Many aspects of life are beyond our control, and how we deal with setbacks and difficulties is as much of a choice as how we approach everyday tasks. Tenacity and resilience enable difficulties to become easier and the insight to separate the ‘difficult’ from the ‘impossible’. A Ganbatte approach empowers us to learn from our mistakes, cultivate patience, work mindfully and with thoughtfulness, and continually improve our responses to challenges. It reminds us that a slow route can be as effective, if not more so, than a quick fix approach.

It is fantastic to see the successes of TKS students that have embodied the Ganbatte philosophy over the last week. The secondary school students excelled at the Championship Swimming Carnival at MSAC on Monday, encouraging each other to do their best and claiming line honours in numerous events.

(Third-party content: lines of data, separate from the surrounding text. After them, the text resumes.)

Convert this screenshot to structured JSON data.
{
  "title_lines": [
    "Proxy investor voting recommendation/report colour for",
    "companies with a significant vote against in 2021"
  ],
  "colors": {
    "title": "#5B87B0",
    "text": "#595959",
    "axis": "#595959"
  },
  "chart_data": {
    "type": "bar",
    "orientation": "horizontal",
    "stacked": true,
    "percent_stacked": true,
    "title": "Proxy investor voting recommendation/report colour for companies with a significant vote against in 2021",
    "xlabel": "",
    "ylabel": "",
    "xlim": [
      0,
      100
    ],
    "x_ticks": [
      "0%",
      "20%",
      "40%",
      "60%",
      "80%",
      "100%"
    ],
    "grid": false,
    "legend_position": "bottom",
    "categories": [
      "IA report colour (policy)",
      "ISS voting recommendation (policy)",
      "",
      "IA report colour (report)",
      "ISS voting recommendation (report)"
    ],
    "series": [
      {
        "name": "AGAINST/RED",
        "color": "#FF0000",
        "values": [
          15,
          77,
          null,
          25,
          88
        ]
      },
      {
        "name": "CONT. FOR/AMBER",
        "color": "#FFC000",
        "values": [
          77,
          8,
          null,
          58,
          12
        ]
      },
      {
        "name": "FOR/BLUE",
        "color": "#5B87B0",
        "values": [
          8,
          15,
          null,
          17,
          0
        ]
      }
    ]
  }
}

In less obvious manners, students have juggled school commitments with extra-curricular activities, managed time constraints and assessment deadlines, and overcome less than good health yet still achieving personal success, growth and development through focus and effort. While their achievements may not be as evident as other, they are no less notable or commendable. Each student has determined their best with what they have available to them.

The philosophy of Ganbatte can also be extended to our well-being. Wellbeing is not something that we just ‘have’ or magically acquire; we need to be intentional about our daily actions, our daily habits and our self talk. We should take the time to reflect on who or what gives us happiness and how we can give happiness to others.

How will you engage the philosophy of Ganbatte this weekend?